Créée en 1983, cette société de négoce bordelaise possède l’un des plus gros stocks de grands bordeaux et est l’un des principaux acheteurs de primeurs. Une expertise qui lui a permis de prendre le lead sur un marché ultraconcurrentiel. Entretien avec son dirigeant, Fabrice Bernard.

The Good Life : Fabrice, pouvez-vous nous présenter Millésima ?
Fabrice Bernard : Millésima est une société qui a été fondée en 1983 – sous le nom Vins des Grands Vignobles – par mon père, Patrick Bernard, sur une idée simple et novatrice : offrir les meilleurs vins prêts à boire aux amoureux du vin. En 1982, mon père était à un tournant de sa vie professionnelle. Il souhaitait vivre de sa passion. Bien que novice dans ce métier, il a eu une idée innovante dès le début : utiliser les techniques du marketing direct pour vendre du vin haut de gamme, sans intermédiaires, aux consommateurs finaux, particuliers français et étrangers. Dès le départ, il s’est dit : « Je vais créer une société dont j’aimerais être le client, qui me parlerait comme à un ami ». Ce sont ces valeurs qui nous animent encore aujourd’hui.

TGL : Quelle est sa spécificité ?
F. B. : Nous avons l’une des plus belles offres au monde. Nos vins sont parfaitement conservés et ne connaissent que deux endroits : le château où ils sont nés et nos chais où ils sont conservés à parfaite température. C’est une garantie que nous devons à nos clients. Nos vins ne bougent pas. Une fois la commande passée, ils partent directement chez le client.

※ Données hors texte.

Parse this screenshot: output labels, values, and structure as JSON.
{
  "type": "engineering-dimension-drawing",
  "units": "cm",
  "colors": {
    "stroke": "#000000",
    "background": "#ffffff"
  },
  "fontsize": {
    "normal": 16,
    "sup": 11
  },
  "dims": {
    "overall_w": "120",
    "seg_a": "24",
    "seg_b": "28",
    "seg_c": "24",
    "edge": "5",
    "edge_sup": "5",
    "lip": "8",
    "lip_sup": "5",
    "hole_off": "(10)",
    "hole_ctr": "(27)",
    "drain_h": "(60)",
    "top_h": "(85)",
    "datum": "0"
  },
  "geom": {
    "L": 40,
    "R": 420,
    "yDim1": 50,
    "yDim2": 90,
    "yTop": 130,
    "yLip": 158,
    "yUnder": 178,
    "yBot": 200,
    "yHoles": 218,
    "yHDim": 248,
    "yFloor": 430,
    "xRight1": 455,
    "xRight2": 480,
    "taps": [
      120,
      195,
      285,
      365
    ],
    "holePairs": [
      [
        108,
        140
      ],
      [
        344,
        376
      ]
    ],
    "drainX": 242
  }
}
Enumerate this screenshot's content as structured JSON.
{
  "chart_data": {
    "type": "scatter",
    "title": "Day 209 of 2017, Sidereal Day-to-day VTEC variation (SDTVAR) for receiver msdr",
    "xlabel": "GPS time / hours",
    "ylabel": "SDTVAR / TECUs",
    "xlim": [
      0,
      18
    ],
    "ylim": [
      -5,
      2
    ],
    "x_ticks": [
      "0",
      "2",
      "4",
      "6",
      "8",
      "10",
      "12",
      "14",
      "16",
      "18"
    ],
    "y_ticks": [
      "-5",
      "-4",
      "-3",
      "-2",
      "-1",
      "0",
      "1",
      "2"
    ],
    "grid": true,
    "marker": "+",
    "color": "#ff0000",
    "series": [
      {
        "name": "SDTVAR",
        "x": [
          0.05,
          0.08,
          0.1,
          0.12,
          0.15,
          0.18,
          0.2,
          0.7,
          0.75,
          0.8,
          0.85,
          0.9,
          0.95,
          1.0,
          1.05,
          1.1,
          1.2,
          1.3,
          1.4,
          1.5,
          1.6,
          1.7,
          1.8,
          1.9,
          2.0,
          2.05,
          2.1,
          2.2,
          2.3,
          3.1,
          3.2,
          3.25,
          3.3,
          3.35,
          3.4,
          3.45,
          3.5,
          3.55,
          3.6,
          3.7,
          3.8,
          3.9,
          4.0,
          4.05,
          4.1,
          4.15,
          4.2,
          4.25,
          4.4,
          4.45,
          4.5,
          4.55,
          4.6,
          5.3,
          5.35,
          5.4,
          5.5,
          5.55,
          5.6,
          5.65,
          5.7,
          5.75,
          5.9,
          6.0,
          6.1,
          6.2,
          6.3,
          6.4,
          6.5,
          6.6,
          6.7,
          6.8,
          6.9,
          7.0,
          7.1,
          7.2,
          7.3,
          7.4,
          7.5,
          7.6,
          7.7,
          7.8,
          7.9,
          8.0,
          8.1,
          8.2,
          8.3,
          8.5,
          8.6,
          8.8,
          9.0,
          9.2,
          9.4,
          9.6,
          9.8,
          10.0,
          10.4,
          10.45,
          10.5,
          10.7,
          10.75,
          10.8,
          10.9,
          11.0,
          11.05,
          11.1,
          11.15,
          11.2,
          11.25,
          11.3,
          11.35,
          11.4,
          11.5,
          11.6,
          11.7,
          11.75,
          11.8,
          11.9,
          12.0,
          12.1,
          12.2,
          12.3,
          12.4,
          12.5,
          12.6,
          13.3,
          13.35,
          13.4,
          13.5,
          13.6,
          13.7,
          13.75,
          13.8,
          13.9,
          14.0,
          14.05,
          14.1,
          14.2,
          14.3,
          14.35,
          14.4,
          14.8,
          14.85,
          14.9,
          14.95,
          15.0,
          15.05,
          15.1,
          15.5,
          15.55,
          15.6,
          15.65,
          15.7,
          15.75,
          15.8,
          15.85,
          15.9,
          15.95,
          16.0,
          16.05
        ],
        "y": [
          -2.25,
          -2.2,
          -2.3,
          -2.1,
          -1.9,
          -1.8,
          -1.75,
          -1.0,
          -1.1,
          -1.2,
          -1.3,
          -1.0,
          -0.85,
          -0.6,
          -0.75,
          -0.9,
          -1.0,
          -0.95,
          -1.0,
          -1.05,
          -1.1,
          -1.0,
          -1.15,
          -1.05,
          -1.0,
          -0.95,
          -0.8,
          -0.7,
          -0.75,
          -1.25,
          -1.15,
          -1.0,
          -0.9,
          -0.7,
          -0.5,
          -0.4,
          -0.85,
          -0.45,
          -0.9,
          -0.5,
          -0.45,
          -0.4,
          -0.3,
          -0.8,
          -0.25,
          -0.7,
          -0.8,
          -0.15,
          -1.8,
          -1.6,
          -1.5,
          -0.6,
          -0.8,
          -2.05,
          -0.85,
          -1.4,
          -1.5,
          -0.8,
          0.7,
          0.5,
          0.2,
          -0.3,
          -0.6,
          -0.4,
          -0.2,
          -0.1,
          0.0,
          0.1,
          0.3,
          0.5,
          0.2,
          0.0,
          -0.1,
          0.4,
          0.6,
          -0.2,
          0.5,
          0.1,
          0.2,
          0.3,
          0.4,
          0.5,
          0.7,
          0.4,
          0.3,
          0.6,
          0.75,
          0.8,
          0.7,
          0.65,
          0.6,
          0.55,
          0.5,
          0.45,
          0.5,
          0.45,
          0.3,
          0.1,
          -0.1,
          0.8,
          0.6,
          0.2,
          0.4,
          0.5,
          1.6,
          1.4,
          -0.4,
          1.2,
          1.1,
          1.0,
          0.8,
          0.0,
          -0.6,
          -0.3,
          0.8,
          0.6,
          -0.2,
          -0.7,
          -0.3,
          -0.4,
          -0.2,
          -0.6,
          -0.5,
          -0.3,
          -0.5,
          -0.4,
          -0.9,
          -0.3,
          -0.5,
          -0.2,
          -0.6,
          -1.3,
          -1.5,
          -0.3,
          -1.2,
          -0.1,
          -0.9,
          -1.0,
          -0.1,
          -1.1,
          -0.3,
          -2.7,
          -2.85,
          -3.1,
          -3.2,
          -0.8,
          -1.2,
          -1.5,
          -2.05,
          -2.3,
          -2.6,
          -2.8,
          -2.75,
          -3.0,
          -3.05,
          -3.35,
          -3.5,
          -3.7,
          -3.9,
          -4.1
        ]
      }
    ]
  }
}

Fabrice Bernard, président directeur général de Millésima.
Fabrice Bernard, président directeur général de Millésima. E. GARNAUD

TGL : Depuis quand avez-vous rejoint l’entreprise familiale ?
F. B. : J’ai travaillé de 2000 à 2007 chez Renault dans un département financier. Mon travail consistait à proposer des offres commerciales pour inciter nos clients à changer de véhicules. En 2007, à mon arrivée dans la société familiale, le secteur était différent, mais la même philosophie pouvait s’appliquer. Mon nouveau métier m’obligeait – et m’oblige toujours – à proposer des découvertes à nos milliers d’amateurs à travers le monde afin qu’ils aient envie de se faire plaisir.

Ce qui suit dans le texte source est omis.